Most people pass Finley Golf Course Road in Chapel Hill without giving it much thought. Behind it is a structure that, depending on who you ask, either quietly has too much influence over high school athletics in North Carolina or safeguards their integrity. The North Carolina High School Athletic Association is housed in that building, which recently underwent the biggest structural alteration of the modern era after more than a century of influencing athletic competition throughout the state.
The NCHSAA increased its number of classifications from four to eight beginning with the 2025–2026 academic year. Since switching from three to four classes in 1959, the organization has not added any more. This is a huge deal for anyone who follows North Carolina high school athletics closely, including coaches, parents, administrators, and those who truly understand what “average daily membership” means. It’s another matter entirely if this is the right decision.
The NCHSAA has an institutional weight that is difficult to dispute because it has been in existence since 1913. That year, Dr. Louis Round Wilson, a professor at the University of North Carolina, founded the association. For more than thirty years, the University essentially funded and oversaw the entire enterprise. Almost immediately, the first state championships were held: football and track in 1913, baseball the following year, and basketball thereafter. Imagining those early contests—small schools in North Carolina sending students to compete without any of the facilities, media attention, or recruiting drama that characterize high school athletics today—is almost charming.
However, the classification controversy has never been particularly charming. The NCHSAA sorted schools according to enrollment for the majority of its existence in an effort to prevent a small mountain school from competing against a large suburban program in a state championship. For more than 65 years, the four-class system (1A through 4A) was in place. Then, in 2017, the 20-30-30-20 model was introduced, which was heavily criticized for producing bloated middle classes. They had already returned to an even 25-25-25-25 split by 2021. It’s difficult to avoid getting the impression that the organization was looking for something it couldn’t quite put its finger on while watching that back and forth.

A different approach is taken with the new eight-class system. The new 8A tier is made up of the 32 biggest schools based on average daily attendance. Below that, there are about 60 schools in each of the roughly equal classes 1A through 7A. This could provide the competitive balance coaches have been requesting. It’s also possible that eight different championship brackets will cause logistical challenges that no one has yet fully anticipated.
The larger history of the NCHSAA, which is not entirely comfortable, is frequently overlooked in the classification disputes. The association was initially limited to white schools only due to segregation. The North Carolina High School Athletics Conference was a separate competition for Black high schools. It wasn’t until 1967 that the merger started. A year later, schools primarily serving Lumbee students were integrated into the Tri-County Indian High School Athletic Conference. By incorporating their records into its own, the NCHSAA now formally acknowledges those earlier organizations. Even if it is decades late, that recognition is important.
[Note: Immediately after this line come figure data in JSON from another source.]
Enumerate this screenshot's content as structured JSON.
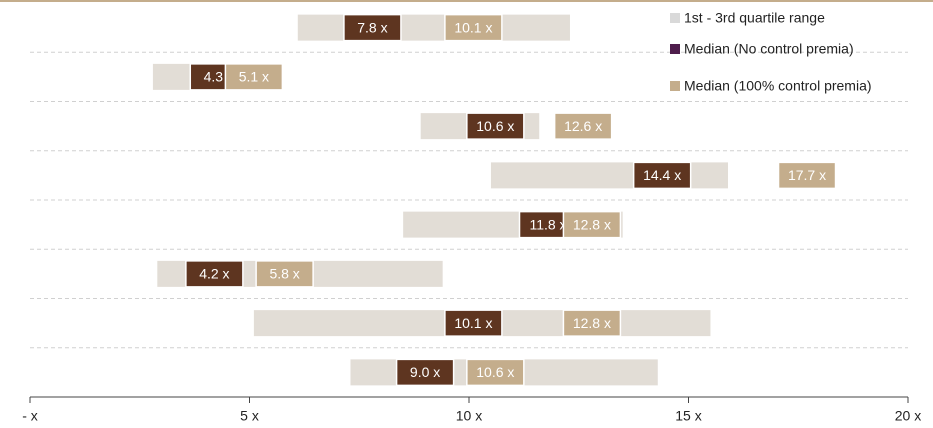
{
  "chart_data": {
    "type": "range_bar",
    "categories": [
      null,
      null,
      null,
      null,
      null,
      null,
      null,
      null
    ],
    "series": [
      {
        "name": "1st - 3rd quartile range",
        "color": "#e2ddd6",
        "legend_color": "#d9d9d9",
        "low": [
          6.1,
          2.8,
          8.9,
          10.5,
          8.5,
          2.9,
          5.1,
          7.3
        ],
        "high": [
          12.3,
          5.6,
          11.6,
          15.9,
          13.5,
          9.4,
          15.5,
          14.3
        ]
      },
      {
        "name": "Median (No control premia)",
        "color": "#5e3520",
        "legend_color": "#4e1d4c",
        "values": [
          7.8,
          4.3,
          10.6,
          14.4,
          11.8,
          4.2,
          10.1,
          9.0
        ],
        "value_labels": [
          "7.8 x",
          "4.3 x",
          "10.6 x",
          "14.4 x",
          "11.8 x",
          "4.2 x",
          "10.1 x",
          "9.0 x"
        ]
      },
      {
        "name": "Median (100% control premia)",
        "color": "#c4ad8c",
        "legend_color": "#c4ad8c",
        "values": [
          10.1,
          5.1,
          12.6,
          17.7,
          12.8,
          5.8,
          12.8,
          10.6
        ],
        "value_labels": [
          "10.1 x",
          "5.1 x",
          "12.6 x",
          "17.7 x",
          "12.8 x",
          "5.8 x",
          "12.8 x",
          "10.6 x"
        ]
      }
    ],
    "xlim": [
      0,
      20
    ],
    "xticks": [
      {
        "value": 0,
        "label": "- x"
      },
      {
        "value": 5,
        "label": "5 x"
      },
      {
        "value": 10,
        "label": "10 x"
      },
      {
        "value": 15,
        "label": "15 x"
      },
      {
        "value": 20,
        "label": "20 x"
      }
    ]
  }
}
Sports like football, lacrosse, swimming, and indoor track are all sanctioned by the NCHSAA today. With a championship dating back to 1969, golf has a unique history that is worth mentioning. It was the first sport for women to be approved by the NCHSAA. That’s earlier than most people would anticipate, and it provides insight into the association’s convoluted, uneven development over time.
The NCHSAA is still what it has always been: an organization attempting to strike a balance between tradition, fairness, and the straightforward, unyielding desire of teenagers throughout North Carolina to compete, regardless of whether the move to eight classifications proves to be visionary or overly complicated.